A closed mouth is a gift to others (and to yourself)

As a pastor of a church, I spend most of my time talking — preaching sermons, teaching classes and, well, talking.

A number of years ago I was with a group of preachers from around the country when the conversation turned to retirement. Although most of us were young, the question was posed, “So when you retire, what do you want to do?”

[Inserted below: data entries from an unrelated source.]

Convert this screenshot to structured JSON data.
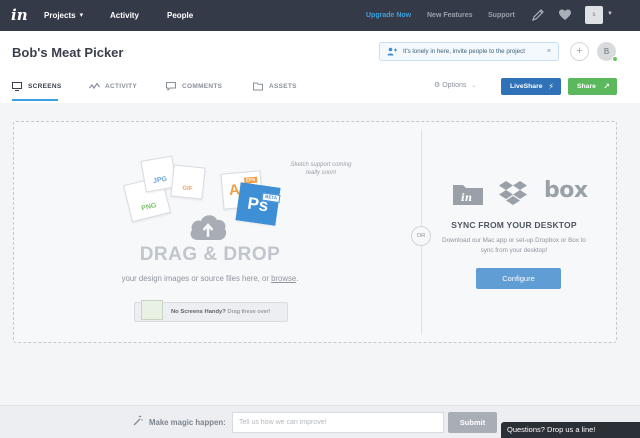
{
  "topnav": {
    "logo": "in",
    "links": [
      "Projects",
      "Activity",
      "People"
    ],
    "upgrade": "Upgrade Now",
    "new_features": "New Features",
    "support": "Support",
    "avatar_initial": "s"
  },
  "project": {
    "title": "Bob's Meat Picker",
    "invite_text": "It's lonely in here, invite people to the project",
    "invite_close": "×",
    "add_symbol": "+",
    "user_initial": "B"
  },
  "tabs": [
    {
      "label": "SCREENS",
      "active": true
    },
    {
      "label": "ACTIVITY",
      "active": false
    },
    {
      "label": "COMMENTS",
      "active": false
    },
    {
      "label": "ASSETS",
      "active": false
    }
  ],
  "toolbar": {
    "options_label": "Options",
    "liveshare_label": "LiveShare",
    "share_label": "Share"
  },
  "dropzone": {
    "file_cards": [
      "PNG",
      "JPG",
      "GIF",
      "Ai",
      "Ps"
    ],
    "eps_badge": "EPS",
    "beta_badge": "BETA",
    "sketch_note": "Sketch support coming really soon!",
    "title": "DRAG & DROP",
    "subtitle_before": "your design images or source files here, or ",
    "browse_link": "browse",
    "subtitle_after": ".",
    "no_screens_bold": "No Screens Handy?",
    "no_screens_text": " Drag these over!",
    "or_label": "OR"
  },
  "sync": {
    "box_label": "box",
    "title": "SYNC FROM YOUR DESKTOP",
    "description": "Download our Mac app or set-up Dropbox or Box to sync from your desktop!",
    "configure_label": "Configure"
  },
  "footer": {
    "magic_label": "Make magic happen:",
    "input_placeholder": "Tell us how we can improve!",
    "submit_label": "Submit",
    "chat_label": "Questions? Drop us a line!"
  },
  "colors": {
    "nav_bg": "#343a47",
    "accent_blue": "#3ba1e0",
    "liveshare_blue": "#2f72b8",
    "share_green": "#5cb85c",
    "configure_blue": "#5f9dd4"
  },
  "icons": [
    "invision-logo-icon",
    "chevron-down-icon",
    "pen-icon",
    "heart-icon",
    "invite-people-icon",
    "close-icon",
    "screens-icon",
    "activity-icon",
    "comments-icon",
    "folder-icon",
    "gear-icon",
    "lightning-icon",
    "share-arrow-icon",
    "cloud-upload-icon",
    "invision-folder-icon",
    "dropbox-icon",
    "box-logo-icon",
    "magic-wand-icon"
  ]
}
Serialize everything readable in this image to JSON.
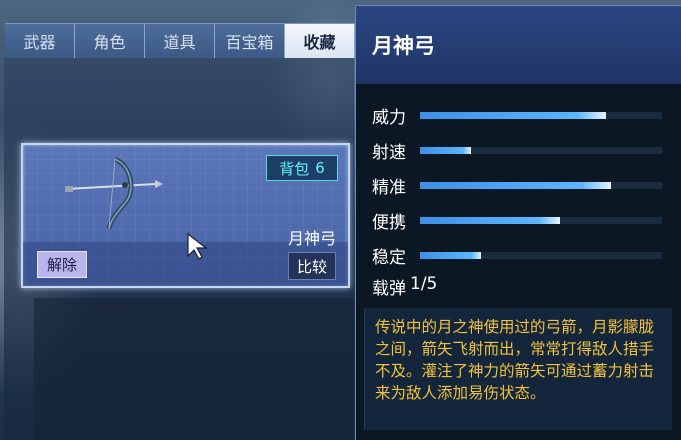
{
  "tabs": [
    {
      "label": "武器",
      "active": false
    },
    {
      "label": "角色",
      "active": false
    },
    {
      "label": "道具",
      "active": false
    },
    {
      "label": "百宝箱",
      "active": false
    },
    {
      "label": "收藏",
      "active": true
    }
  ],
  "item_card": {
    "bag_label": "背包",
    "bag_count": "6",
    "item_name": "月神弓",
    "unequip_label": "解除",
    "compare_label": "比较",
    "image_icon": "bow-icon"
  },
  "details": {
    "title": "月神弓",
    "stats": [
      {
        "label": "威力",
        "value": 0.77
      },
      {
        "label": "射速",
        "value": 0.21
      },
      {
        "label": "精准",
        "value": 0.79
      },
      {
        "label": "便携",
        "value": 0.58
      },
      {
        "label": "稳定",
        "value": 0.25
      }
    ],
    "ammo_label": "载弹",
    "ammo_value": "1/5",
    "description": "传说中的月之神使用过的弓箭，月影朦胧之间，箭矢飞射而出，常常打得敌人措手不及。灌注了神力的箭矢可通过蓄力射击来为敌人添加易伤状态。"
  },
  "colors": {
    "accent_cyan": "#5ff0ff",
    "stat_bar": "#5cb6ff",
    "description_text": "#f2c23a"
  }
}
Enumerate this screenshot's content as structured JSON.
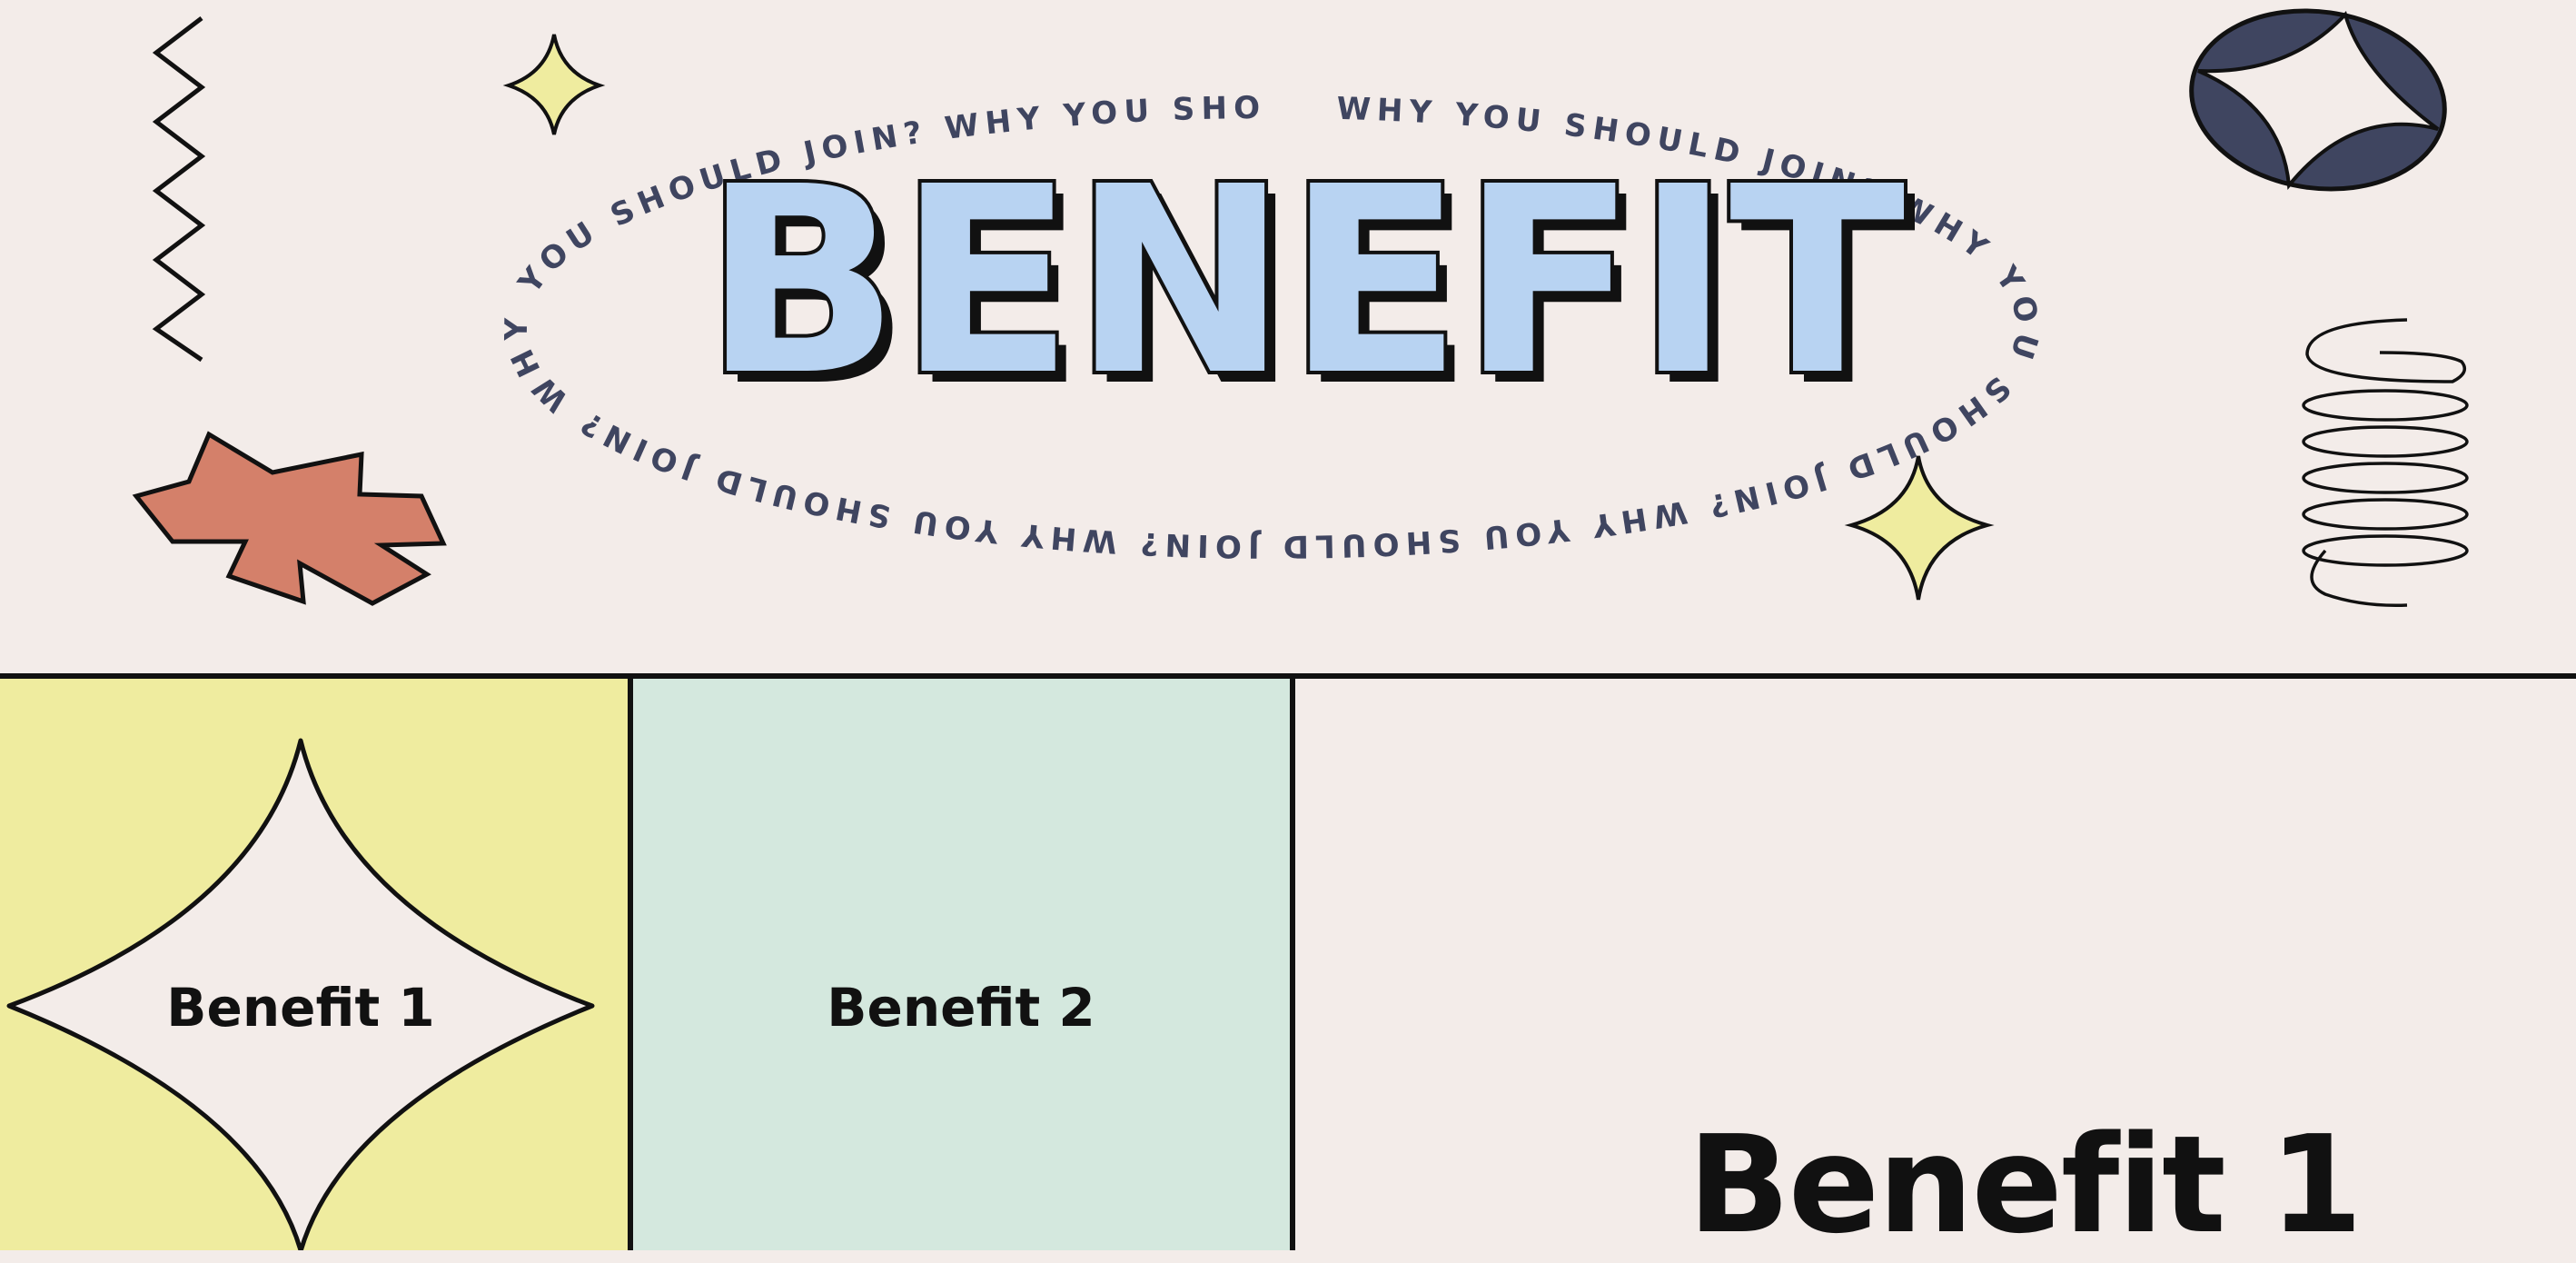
{
  "hero": {
    "title": "BENEFIT",
    "circular_text": "WHY YOU SHOULD JOIN?",
    "title_color": "#b8d3f2",
    "background": "#f3ece9"
  },
  "panels": [
    {
      "label": "Benefit 1",
      "color": "#efec9f"
    },
    {
      "label": "Benefit 2",
      "color": "#d4e8de"
    },
    {
      "label": "Benefit 1",
      "color": "#f3ece9"
    }
  ],
  "decorations": {
    "zigzag": "zigzag-icon",
    "asterisk": "orange-asterisk-icon",
    "star_small": "yellow-sparkle-icon",
    "oval_star": "navy-oval-star-icon",
    "spring": "spring-coil-icon"
  },
  "colors": {
    "yellow": "#efec9f",
    "mint": "#d4e8de",
    "orange": "#d4806a",
    "navy": "#3f4560",
    "outline": "#111111"
  }
}
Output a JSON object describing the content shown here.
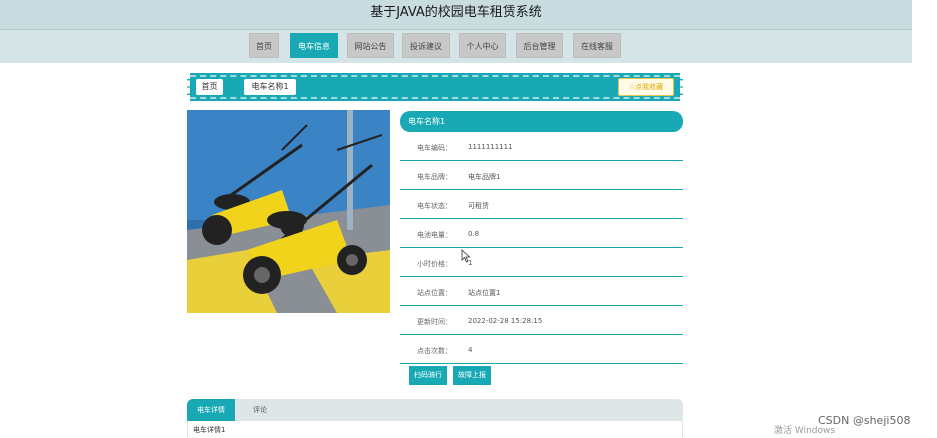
{
  "header": {
    "title": "基于JAVA的校园电车租赁系统"
  },
  "nav": {
    "items": [
      {
        "label": "首页",
        "active": false
      },
      {
        "label": "电车信息",
        "active": true
      },
      {
        "label": "网站公告",
        "active": false
      },
      {
        "label": "投诉建议",
        "active": false
      },
      {
        "label": "个人中心",
        "active": false
      },
      {
        "label": "后台管理",
        "active": false
      },
      {
        "label": "在线客服",
        "active": false
      }
    ]
  },
  "breadcrumb": {
    "home": "首页",
    "current": "电车名称1"
  },
  "favorite": {
    "label": "☆点我收藏"
  },
  "info": {
    "title": "电车名称1",
    "rows": [
      {
        "label": "电车编码：",
        "value": "1111111111"
      },
      {
        "label": "电车品牌：",
        "value": "电车品牌1"
      },
      {
        "label": "电车状态：",
        "value": "可租赁"
      },
      {
        "label": "电池电量：",
        "value": "0.8"
      },
      {
        "label": "小时价格：",
        "value": "1"
      },
      {
        "label": "站点位置：",
        "value": "站点位置1"
      },
      {
        "label": "更新时间：",
        "value": "2022-02-28 15:28:15"
      },
      {
        "label": "点击次数：",
        "value": "4"
      }
    ]
  },
  "actions": {
    "scan": "扫码骑行",
    "report": "故障上报"
  },
  "tabs": [
    {
      "label": "电车详情",
      "active": true
    },
    {
      "label": "评论",
      "active": false
    }
  ],
  "detail": {
    "text": "电车详情1"
  },
  "overlay": {
    "windows": "激活 Windows",
    "csdn": "CSDN @sheji508"
  },
  "colors": {
    "accent": "#18a9b4",
    "nav_bg": "#d5e4e7"
  }
}
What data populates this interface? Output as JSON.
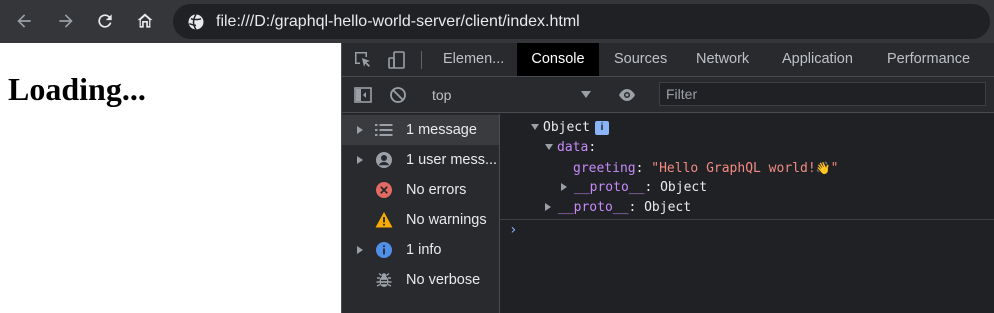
{
  "browser": {
    "url": "file:///D:/graphql-hello-world-server/client/index.html",
    "icons": {
      "back": "arrow-left-icon",
      "forward": "arrow-right-icon",
      "reload": "reload-icon",
      "home": "home-icon",
      "site": "globe-icon"
    }
  },
  "page": {
    "heading": "Loading..."
  },
  "devtools": {
    "tabs": [
      {
        "label": "Elemen..."
      },
      {
        "label": "Console"
      },
      {
        "label": "Sources"
      },
      {
        "label": "Network"
      },
      {
        "label": "Application"
      },
      {
        "label": "Performance"
      }
    ],
    "active_tab": "Console",
    "context_select": "top",
    "filter_placeholder": "Filter",
    "sidebar": [
      {
        "label": "1 message",
        "icon": "list-icon"
      },
      {
        "label": "1 user mess...",
        "icon": "user-icon"
      },
      {
        "label": "No errors",
        "icon": "error-icon"
      },
      {
        "label": "No warnings",
        "icon": "warning-icon"
      },
      {
        "label": "1 info",
        "icon": "info-icon"
      },
      {
        "label": "No verbose",
        "icon": "bug-icon"
      }
    ],
    "console": {
      "object_label": "Object",
      "info_badge": "i",
      "data_key": "data",
      "greeting_key": "greeting",
      "greeting_value": "Hello GraphQL world!",
      "proto_key": "__proto__",
      "proto_value": "Object",
      "prompt": "›"
    },
    "colors": {
      "active_tab_bg": "#000000",
      "panel_bg": "#202124",
      "string_red": "#f28b82",
      "key_purple": "#c58af9"
    }
  }
}
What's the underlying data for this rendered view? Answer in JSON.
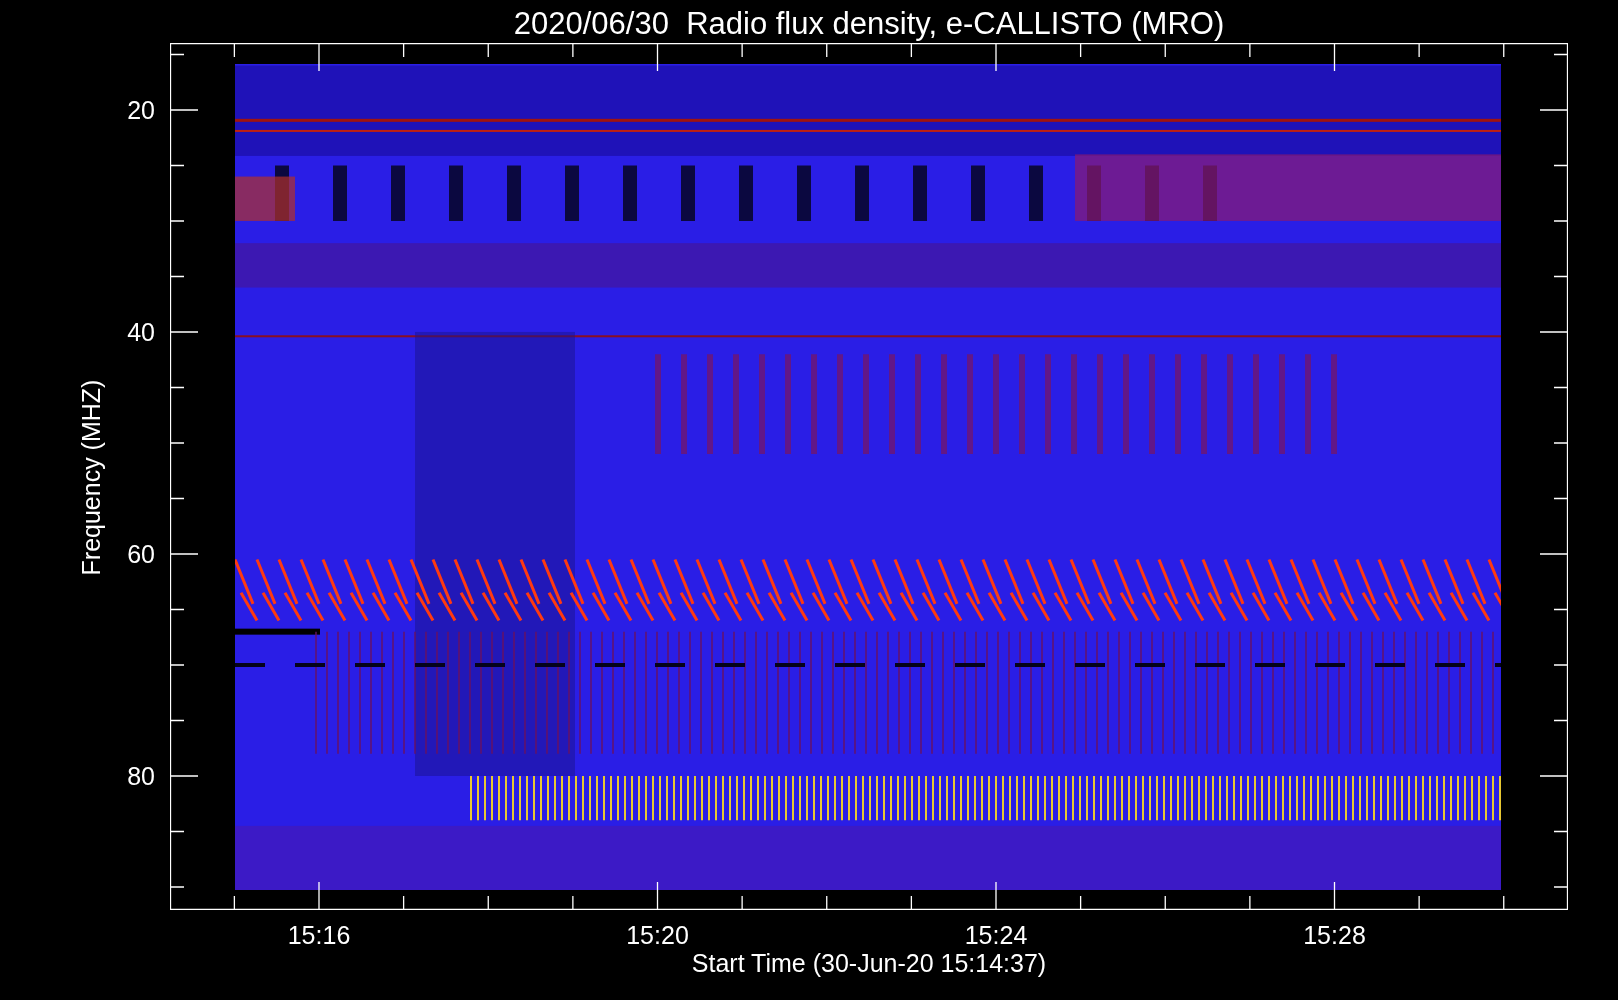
{
  "title": "2020/06/30  Radio flux density, e-CALLISTO (MRO)",
  "y_axis": {
    "label": "Frequency (MHZ)",
    "ticks": [
      "20",
      "40",
      "60",
      "80"
    ]
  },
  "x_axis": {
    "label": "Start Time (30-Jun-20 15:14:37)",
    "ticks": [
      "15:16",
      "15:20",
      "15:24",
      "15:28"
    ]
  }
}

The answers varied. One said, “I’d like to do interim ministries for churches in transition.” Another responded, “I’d like to play more golf.” Finally, the oldest in the group, a rather curmudgeonly cleric, said, “You know what I’d like to do? I’d like to shut up!”

Most of us understood.

While most preachers believe that we have been given an important message to share, we also recognize that some of the best moments in our ministries have been those times when we stopped talking and listened — really listened. Those times have been memorable because we are privileged to serve congregations full of interesting, gifted people who have much to teach us if we are open to learning. If ministry is merely a weekly monologue from the pulpit, we are missing out on an incredible opportunity to listen to the lives of those we serve. The real joy comes in learning about their lives, their struggles, their joys and their sorrows. I wish seminaries had a course for would-be pastors titled “The Joy of Listening.” It would be a valuable part of pastoral education and formation.

It’s true for all of us, isn’t it? I have observed that many of us think, on the way to a social event, for example, “Now, I’ve got to be interesting and witty. I need to impress people.” So we regale our audiences with stories about ourselves and our adventures, thinking that we will be respected and loved.

The problem is that it usually doesn’t work, because those people who are truly loved are the expert listeners — the gifted ones who don’t turn the spotlight of every conversation on themselves, but focus on the other. They are the ones who ask good questions: “Tell me about yourself. What was your hometown like? What are your dreams? What gets you up in the morning?”

I once had a friend who didn’t greet me with the usual “How are you?” — that innocuous question that really isn’t a question. Instead, he would ask, “How are you—really?” He made it clear that he was really interested in the answer, because he was interested in me. What a gift.

Now, you may say that some people are just boring. The great psychiatrist Karl Menninger said that such people just haven’t been listened to enough. They are like an old well that, when pumped, spurt-out dirty, brackish water. But if you pump long enough, the water clears and you get a fresh and quenching drink. Menninger said that if you listen long enough, people get more interesting. Because they haven’t been listened to, the first things out may sound boring, but if you stick with it, the good stuff comes.

The Psalmist told us to “be still, and know that I am God.” There’s practical wisdom in that. Take time to be still, to listen, and you never know what you’ll learn.